Nel 1880 la filossera devastò la Borgogna, riducendo il valore dei vigneti, ma Frédéric iniziò a comprare ulteriori appezzamenti nel domaine di Chambolle. Nel 1902 completò l’acquisizione del monopole più grande della Borgogna, il Clos de la Maréchale, quasi dieci ettari nel comune di Nuits-Saint-Georges.
Nel 1950, dopo la crisi economica degli anni ’30 e la guerra mondiale, Jacques- Frédéric Mugnier, pronipote del primo Frédéric, decise di vendere l’azienda di liquori e affittare i vigneti a un commerciante di Nuits-Saint-Georges. Il contratto per i vigneti di Chambolle terminò nel 1978, e sei anni dopo Frédéric Mugnier, figlio di Jacques-Frédéric, assunse la piena responsabilità del domaine di famiglia.

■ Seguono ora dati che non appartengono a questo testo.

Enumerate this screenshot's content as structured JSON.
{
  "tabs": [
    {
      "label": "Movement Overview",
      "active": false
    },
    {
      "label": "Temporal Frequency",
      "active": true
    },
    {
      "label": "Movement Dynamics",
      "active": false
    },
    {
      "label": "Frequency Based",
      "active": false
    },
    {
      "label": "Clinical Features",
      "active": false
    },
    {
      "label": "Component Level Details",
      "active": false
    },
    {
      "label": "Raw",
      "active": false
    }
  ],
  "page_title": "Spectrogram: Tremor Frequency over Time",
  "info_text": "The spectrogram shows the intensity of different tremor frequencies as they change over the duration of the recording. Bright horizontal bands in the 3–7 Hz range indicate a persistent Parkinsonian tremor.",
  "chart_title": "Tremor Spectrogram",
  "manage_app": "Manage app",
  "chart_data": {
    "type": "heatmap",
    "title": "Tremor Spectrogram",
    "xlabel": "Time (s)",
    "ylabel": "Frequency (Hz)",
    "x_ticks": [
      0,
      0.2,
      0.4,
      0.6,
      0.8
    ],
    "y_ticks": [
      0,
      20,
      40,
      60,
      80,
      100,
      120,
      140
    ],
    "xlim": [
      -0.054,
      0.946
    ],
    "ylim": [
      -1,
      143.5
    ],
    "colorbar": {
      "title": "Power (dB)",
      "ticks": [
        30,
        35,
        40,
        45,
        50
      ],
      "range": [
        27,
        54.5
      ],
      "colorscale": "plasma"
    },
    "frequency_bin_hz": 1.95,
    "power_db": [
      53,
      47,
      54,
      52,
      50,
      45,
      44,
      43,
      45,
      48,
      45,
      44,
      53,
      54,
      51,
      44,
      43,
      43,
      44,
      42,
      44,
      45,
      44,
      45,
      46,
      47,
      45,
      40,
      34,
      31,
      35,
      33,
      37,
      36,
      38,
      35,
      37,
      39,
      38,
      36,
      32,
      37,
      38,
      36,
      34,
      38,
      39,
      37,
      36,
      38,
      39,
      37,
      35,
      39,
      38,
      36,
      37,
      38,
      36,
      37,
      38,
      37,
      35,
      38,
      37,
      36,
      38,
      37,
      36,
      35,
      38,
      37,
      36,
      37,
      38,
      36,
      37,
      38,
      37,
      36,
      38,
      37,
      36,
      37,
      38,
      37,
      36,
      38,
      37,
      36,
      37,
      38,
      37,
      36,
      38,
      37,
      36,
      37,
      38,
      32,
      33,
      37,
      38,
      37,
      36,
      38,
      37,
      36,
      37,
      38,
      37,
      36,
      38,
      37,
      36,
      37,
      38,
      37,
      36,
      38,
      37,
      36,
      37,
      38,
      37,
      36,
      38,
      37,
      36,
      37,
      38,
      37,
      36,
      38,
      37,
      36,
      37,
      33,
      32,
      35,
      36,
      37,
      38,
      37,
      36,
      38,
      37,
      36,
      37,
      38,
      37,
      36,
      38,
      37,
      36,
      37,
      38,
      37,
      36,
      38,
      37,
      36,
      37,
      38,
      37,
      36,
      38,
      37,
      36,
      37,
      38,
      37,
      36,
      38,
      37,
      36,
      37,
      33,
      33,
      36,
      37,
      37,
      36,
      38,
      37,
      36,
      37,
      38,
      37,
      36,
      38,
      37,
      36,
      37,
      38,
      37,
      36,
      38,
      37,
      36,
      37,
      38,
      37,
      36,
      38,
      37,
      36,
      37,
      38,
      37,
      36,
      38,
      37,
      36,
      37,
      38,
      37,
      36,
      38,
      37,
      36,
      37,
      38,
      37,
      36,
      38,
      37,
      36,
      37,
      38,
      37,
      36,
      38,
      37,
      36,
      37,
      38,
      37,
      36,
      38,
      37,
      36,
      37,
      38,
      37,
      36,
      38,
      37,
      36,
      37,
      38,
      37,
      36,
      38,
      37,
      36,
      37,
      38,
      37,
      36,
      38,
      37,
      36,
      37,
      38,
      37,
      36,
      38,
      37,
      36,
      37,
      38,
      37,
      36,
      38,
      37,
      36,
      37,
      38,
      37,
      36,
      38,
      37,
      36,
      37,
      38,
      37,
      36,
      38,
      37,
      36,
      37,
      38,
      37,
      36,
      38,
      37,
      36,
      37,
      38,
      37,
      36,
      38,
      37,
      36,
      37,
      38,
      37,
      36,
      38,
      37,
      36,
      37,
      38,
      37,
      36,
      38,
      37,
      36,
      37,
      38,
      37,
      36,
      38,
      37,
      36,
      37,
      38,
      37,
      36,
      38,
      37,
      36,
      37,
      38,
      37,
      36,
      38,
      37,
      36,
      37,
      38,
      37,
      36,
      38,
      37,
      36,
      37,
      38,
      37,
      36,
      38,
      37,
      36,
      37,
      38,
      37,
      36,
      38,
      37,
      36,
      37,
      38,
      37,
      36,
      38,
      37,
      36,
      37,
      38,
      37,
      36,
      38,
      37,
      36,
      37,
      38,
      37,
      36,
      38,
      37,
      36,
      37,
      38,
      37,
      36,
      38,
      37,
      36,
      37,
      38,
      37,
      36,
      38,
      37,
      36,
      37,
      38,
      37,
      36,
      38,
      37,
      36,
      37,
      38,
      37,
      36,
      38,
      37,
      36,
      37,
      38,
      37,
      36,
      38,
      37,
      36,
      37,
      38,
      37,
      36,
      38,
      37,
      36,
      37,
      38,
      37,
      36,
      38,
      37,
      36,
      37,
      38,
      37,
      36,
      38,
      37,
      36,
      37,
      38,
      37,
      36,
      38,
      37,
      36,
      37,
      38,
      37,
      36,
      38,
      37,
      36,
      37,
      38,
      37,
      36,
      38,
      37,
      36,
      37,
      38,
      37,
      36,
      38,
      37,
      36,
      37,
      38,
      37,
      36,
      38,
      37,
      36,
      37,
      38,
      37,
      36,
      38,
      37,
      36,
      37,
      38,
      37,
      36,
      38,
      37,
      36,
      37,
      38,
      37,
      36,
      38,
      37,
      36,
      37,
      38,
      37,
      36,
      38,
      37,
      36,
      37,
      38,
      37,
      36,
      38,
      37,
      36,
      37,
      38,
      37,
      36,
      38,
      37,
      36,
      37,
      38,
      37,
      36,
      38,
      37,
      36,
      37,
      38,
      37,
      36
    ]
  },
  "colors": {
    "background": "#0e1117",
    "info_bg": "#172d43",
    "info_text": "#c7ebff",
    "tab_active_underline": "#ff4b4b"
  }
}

Un momento chiave per l’azienda fu il ritorno del Clos de la Maréchale al domaine nel 2004, che ne cambiò radicalmente le dimensioni e permise una migliore organizzazione.
L’approccio alla viticoltura e alla vinificazione è improntato a preservare l’espressione più pura della natura, con un minimo intervento tecnologico. Recentemente Frédéric ha dichiarato: “Non ho un’idea molto romantica di vinificazione, non la considero un processo creativo. Sono solo responsabile di fornire il giusto ambiente alle uve che devono trasformarsi in vino. Con uve sane e mature provenienti da vigne di questo tipo, la vinificazione deve essere semplicemente rispettosa; ridimensionare il ruolo della cantina non deve suscitare alcun tipo di preoccupazione.”